1. At the time of the traffic mishap giving rise to this case, OCGA § 40-5-55 (a) required that both a blood and urine test be administered *396 to any person operating a motor vehicle which is involved in a traffic mishap resulting in serious injuries or fatalities. Defendant argues the trial court committed reversible error by admitting the results of a blood test as proof of defendant's blood-alcohol level because no urine test was conducted to determine his blood-alcohol level. We do not agree. The jury specifically found defendant not guilty of driving under the influence of alcohol and rejected the State's argument that defendant committed the offenses of vehicular homicide in the first degree by driving under the influence of alcohol to the extent that it was less safe for him to drive and/or with a blood-alcohol level of 0.10. Thus, assuming the trial court's admission of this test constituted error under the facts of this case, because the jury did not find defendant guilty of any alcohol-related charge, any error stemming from admission of this test was harmless and will not authorize reversal by this court. See McAlister v. State, 204 Ga. App. 259 (2) (419 SE2d 64) (1992).

2. Defendant also argues there was insufficient evidence presented to authorize a reasonable finder of fact to find defendant guilty beyond a reasonable doubt of vehicular homicide in the second degree. Vehicular homicide in the second degree is defined in OCGA § 40-6-393 (b) as follows: "Any person who causes the death of another person, without an intention to do so, by violating any provision of this title ... commits the offense of homicide by vehicle in the second degree when such violation is the cause of said death. ..."

Defendant does not dispute that ultimately his car traveled across the centerline and traveled in the left half of Glenwood Road for a distance before striking a telephone pole.[1] He argues, however, because the evidence shows the victims were standing on the double centerlines, his automobile struck them before it crossed the centerline and there is no evidence he was violating any of the uniform rules of the road at the time he struck the victims. We do not agree. Our review of the record reveals that the State presented sufficient evidence for a rational finder of fact to find beyond a reasonable doubt defendant was violating OCGA § 40-6-40 (a) at the time he struck the victims. Furthermore, with regard to defendant's argument that an obstruction caused him to veer across the centerline, whether there *397 was an obstruction causing defendant to drive to the left of the centerline is a question for the jury and the jury apparently did not resolve that question in defendant's favor. See Smith v. Lott, 246 Ga. 366 (271 SE2d 463) (1980); Foskey v. Williams Bros. Trucking Co., 197 Ga. App. 715, 717 (4) (399 SE2d 484) (1990).

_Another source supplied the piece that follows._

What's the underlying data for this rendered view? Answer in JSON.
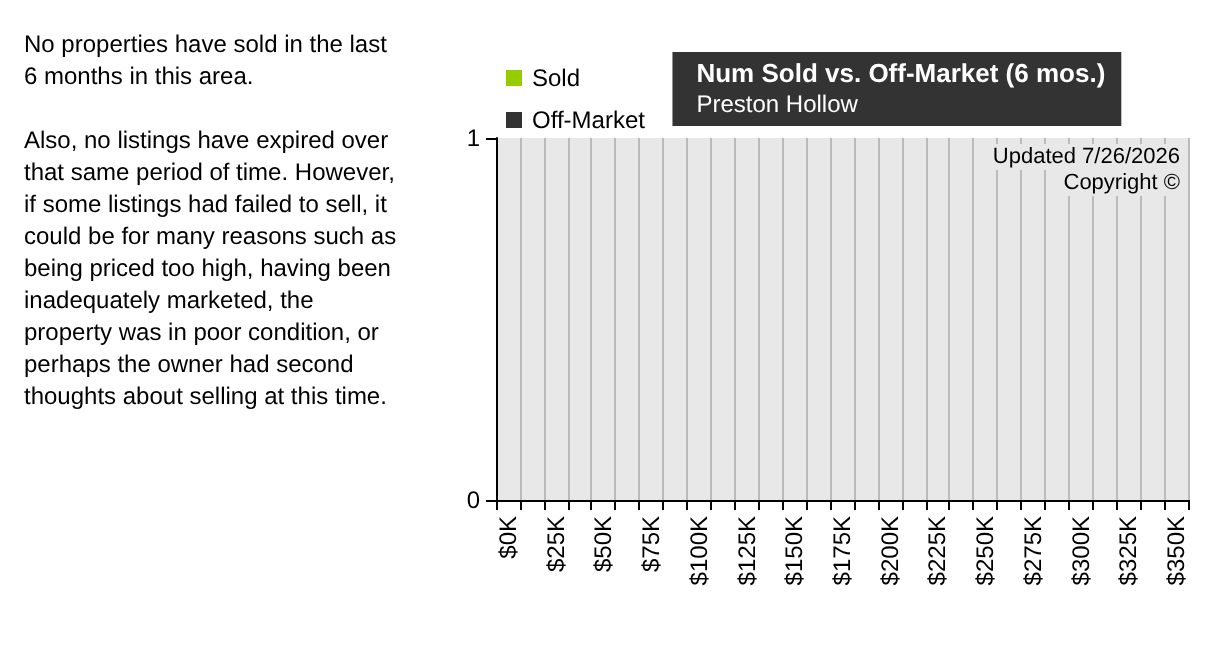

Judgment affirmed. Birdsong, P. J., and Andrews, J., concur.

NOTES

[1] OCGA § 40-6-40 (a) provides: "Upon all roadways of sufficient width, a vehicle shall be driven upon the right half of the roadway, except as follows: (1) When overtaking and passing another vehicle proceeding in the same direction under the rules governing such movement; (2) When an obstruction exists making it necessary to drive to the left of the center of the highway, provided that any person so doing shall yield the right of way to all vehicles traveling in the proper direction upon the unobstructed portion of the highway within such a distance as to constitute an immediate hazard; (3) Upon a roadway divided into three marked lanes for traffic under the rules applicable thereon; or (4) Upon a roadway restricted to one-way traffic." (Indentations omitted.)